E-Archiwum KPN

Marsze Szlakiem I Kompanii Kadrowej

Zanim ruszyła pierwsza powojenna kadrówka

           Czyn 6 Sierpnia – samo to pojęcie było zakazane w PRL przez pierwszych 11 lat po wojnie. Nie było mowy o tolerowaniu jakichkolwiek prób jego uczczenia. Była oczywiście pamięć rodzinna, przekazywana w skrytości, były towarzyskie kontakty ludzi ze środowisk piłsudczykowskich. Nad tym wszystkim ciążył złowrogi cień UB.
          Po Październiku 1956 roku środowiska patriotyczne podjęły próby ratowania narodowej pamięci. Wrócono do form celebracji rocznic, stosowanych w okresie przed wybuchem Powstania Styczniowego. Były to głównie msze święte w rocznice ważnych wydarzeń. Już samo przyjęcie takiej intencji wymagało od księdza odwagi. Angażowali się głównie księża mający przeszłość kombatancką i poparcie swojego biskupa. W Warszawie takiego poparcia udzielał prymas Wyszyński, w mniejszych ośrodkach bywało trudniej. Kombatanci zwykle dekorowali wcześniej świątynię i dbali o to, aby uroczystość miała podniosły charakter. Kazania były neutralne politycznie. Księża starali się bardzo, by nie sprowokować władz do interwencji. Msze takie dawały kombatantom okazję do spotkań, rozmów, wymiany opinii, bez narażenia się na zarzut, że prowadzona jest jakakolwiek zorganizowana, niezależna działalność. Te samoograniczenia powodowały, że władze przymykały oko, choć oczywiście utrudniały jak mogły. Na przykład nie było możliwości zamieszczenia w prasie informacji o uroczystościach, a ogłoszenia wieszane na tablicach przykościelnych były zrywane przez tajniaków. Z planów operacyjnych Służby Bezpieczeństwa wynika, że chodziło o zawężenie grona uczestników do ludzi starszych i niedopuszczenie do tego, aby angażowała się w nie młodzież.
          Najsilniejszymi ośrodkami, w których kombatanci pielęgnowali tradycje niepodległościowe, były Warszawa i Kraków. W obu aktywna była najstarsza grupa kombatantów, legioniści. Współdziałali oni blisko z kombatantami z II wojny światowej, przede wszystkim z AK. Różnica miedzy Krakowem a Warszawą polegała na tym, że w Warszawie najważniejszym szyldem weteranów była Armia Krajowa, zwłaszcza udział w Powstaniu Warszawskim, zaś w Krakowie – Legiony.
          W Warszawie jedną z pierwszych (a może nawet pierwszą) uroczystością patriotyczno-religijną po Październiku była msza za generała Grota (także legionistę) 29 czerwca 1957 roku w kościele św.

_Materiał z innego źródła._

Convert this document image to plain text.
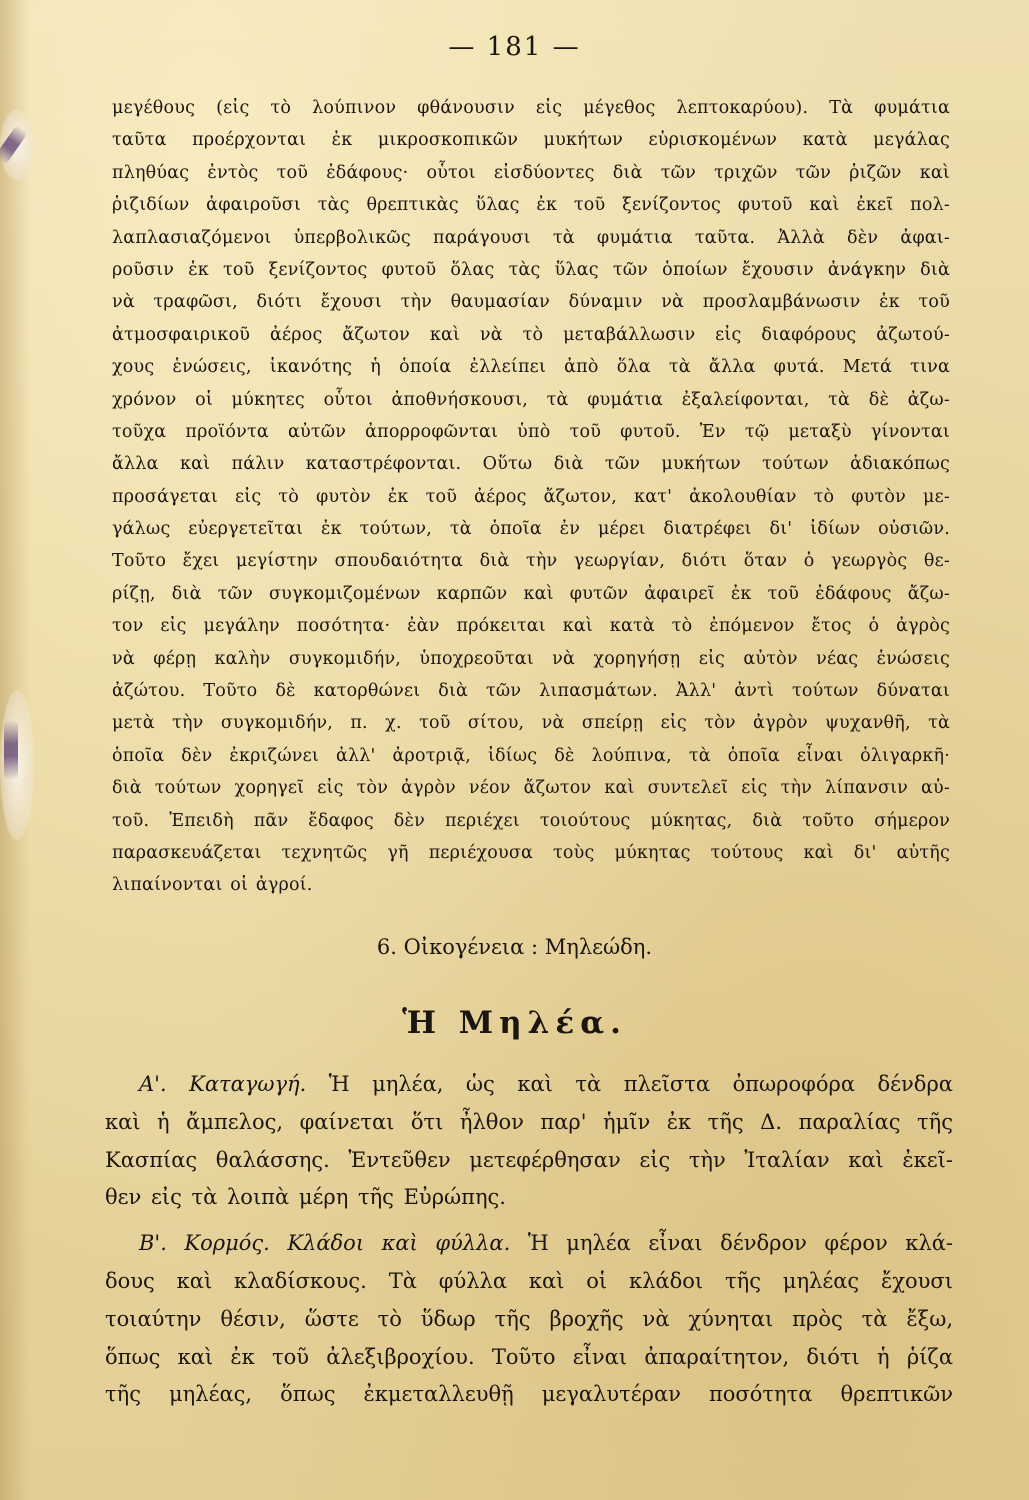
— 181 —
μεγέθους (εἰς τὸ λούπινον φθάνουσιν εἰς μέγεθος λεπτοκαρύου). Τὰ φυμάτια
ταῦτα προέρχονται ἐκ μικροσκοπικῶν μυκήτων εὑρισκομένων κατὰ μεγάλας
πληθύας ἐντὸς τοῦ ἐδάφους· οὗτοι εἰσδύοντες διὰ τῶν τριχῶν τῶν ῥιζῶν καὶ
ῥιζιδίων ἀφαιροῦσι τὰς θρεπτικὰς ὕλας ἐκ τοῦ ξενίζοντος φυτοῦ καὶ ἐκεῖ πολ-
λαπλασιαζόμενοι ὑπερβολικῶς παράγουσι τὰ φυμάτια ταῦτα. Ἀλλὰ δὲν ἀφαι-
ροῦσιν ἐκ τοῦ ξενίζοντος φυτοῦ ὅλας τὰς ὕλας τῶν ὁποίων ἔχουσιν ἀνάγκην διὰ
νὰ τραφῶσι, διότι ἔχουσι τὴν θαυμασίαν δύναμιν νὰ προσλαμβάνωσιν ἐκ τοῦ
ἀτμοσφαιρικοῦ ἀέρος ἄζωτον καὶ νὰ τὸ μεταβάλλωσιν εἰς διαφόρους ἀζωτού-
χους ἑνώσεις, ἱκανότης ἡ ὁποία ἐλλείπει ἀπὸ ὅλα τὰ ἄλλα φυτά. Μετά τινα
χρόνον οἱ μύκητες οὗτοι ἀποθνήσκουσι, τὰ φυμάτια ἐξαλείφονται, τὰ δὲ ἀζω-
τοῦχα προϊόντα αὐτῶν ἀπορροφῶνται ὑπὸ τοῦ φυτοῦ. Ἐν τῷ μεταξὺ γίνονται
ἄλλα καὶ πάλιν καταστρέφονται. Οὕτω διὰ τῶν μυκήτων τούτων ἀδιακόπως
προσάγεται εἰς τὸ φυτὸν ἐκ τοῦ ἀέρος ἄζωτον, κατ' ἀκολουθίαν τὸ φυτὸν με-
γάλως εὐεργετεῖται ἐκ τούτων, τὰ ὁποῖα ἐν μέρει διατρέφει δι' ἰδίων οὐσιῶν.
Τοῦτο ἔχει μεγίστην σπουδαιότητα διὰ τὴν γεωργίαν, διότι ὅταν ὁ γεωργὸς θε-
ρίζῃ, διὰ τῶν συγκομιζομένων καρπῶν καὶ φυτῶν ἀφαιρεῖ ἐκ τοῦ ἐδάφους ἄζω-
τον εἰς μεγάλην ποσότητα· ἐὰν πρόκειται καὶ κατὰ τὸ ἐπόμενον ἔτος ὁ ἀγρὸς
νὰ φέρῃ καλὴν συγκομιδήν, ὑποχρεοῦται νὰ χορηγήσῃ εἰς αὐτὸν νέας ἑνώσεις
ἀζώτου. Τοῦτο δὲ κατορθώνει διὰ τῶν λιπασμάτων. Ἀλλ' ἀντὶ τούτων δύναται
μετὰ τὴν συγκομιδήν, π. χ. τοῦ σίτου, νὰ σπείρῃ εἰς τὸν ἀγρὸν ψυχανθῆ, τὰ
ὁποῖα δὲν ἐκριζώνει ἀλλ' ἀροτριᾷ, ἰδίως δὲ λούπινα, τὰ ὁποῖα εἶναι ὀλιγαρκῆ·
διὰ τούτων χορηγεῖ εἰς τὸν ἀγρὸν νέον ἄζωτον καὶ συντελεῖ εἰς τὴν λίπανσιν αὐ-
τοῦ. Ἐπειδὴ πᾶν ἔδαφος δὲν περιέχει τοιούτους μύκητας, διὰ τοῦτο σήμερον
παρασκευάζεται τεχνητῶς γῆ περιέχουσα τοὺς μύκητας τούτους καὶ δι' αὐτῆς
λιπαίνονται οἱ ἀγροί.
6. Οἰκογένεια : Μηλεώδη.
Ἡ Μηλέα.
Α'. Καταγωγή. Ἡ μηλέα, ὡς καὶ τὰ πλεῖστα ὀπωροφόρα δένδρα
καὶ ἡ ἄμπελος, φαίνεται ὅτι ἦλθον παρ' ἡμῖν ἐκ τῆς Δ. παραλίας τῆς
Κασπίας θαλάσσης. Ἐντεῦθεν μετεφέρθησαν εἰς τὴν Ἰταλίαν καὶ ἐκεῖ-
θεν εἰς τὰ λοιπὰ μέρη τῆς Εὐρώπης.
Β'. Κορμός. Κλάδοι καὶ φύλλα. Ἡ μηλέα εἶναι δένδρον φέρον κλά-
δους καὶ κλαδίσκους. Τὰ φύλλα καὶ οἱ κλάδοι τῆς μηλέας ἔχουσι
τοιαύτην θέσιν, ὥστε τὸ ὕδωρ τῆς βροχῆς νὰ χύνηται πρὸς τὰ ἔξω,
ὅπως καὶ ἐκ τοῦ ἀλεξιβροχίου. Τοῦτο εἶναι ἀπαραίτητον, διότι ἡ ῥίζα
τῆς μηλέας, ὅπως ἐκμεταλλευθῇ μεγαλυτέραν ποσότητα θρεπτικῶν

Jacka w Warszawie. Ponieważ data śmierci Grota była niepewna, tradycyjnie upamiętniano jego śmierć w rocznicę jego aresztowania 30 czerwca 1943 roku. Do kościoła przyszło 2-3 tysięcy osób. Obecni byli m.in. najważniejsi członkowie Komendy Głównej Armii Krajowej przebywający w kraju: płk Kazimierz Pluta-Czachowski, ppłk Ludwik Muzyczka, płk Jan Rzepecki, płk Antoni Sanojca, gen. Stanisław Tatar, kpt. Bernard Zakrzewski, a także m.in. gen. Ludwik Bittner i ppłk Franciszek Kamiński. Wymienione osoby, poza Tatarem, Kamińskim i Zakrzewskim, to legioniści.

czytaj dalej...

. . . . . .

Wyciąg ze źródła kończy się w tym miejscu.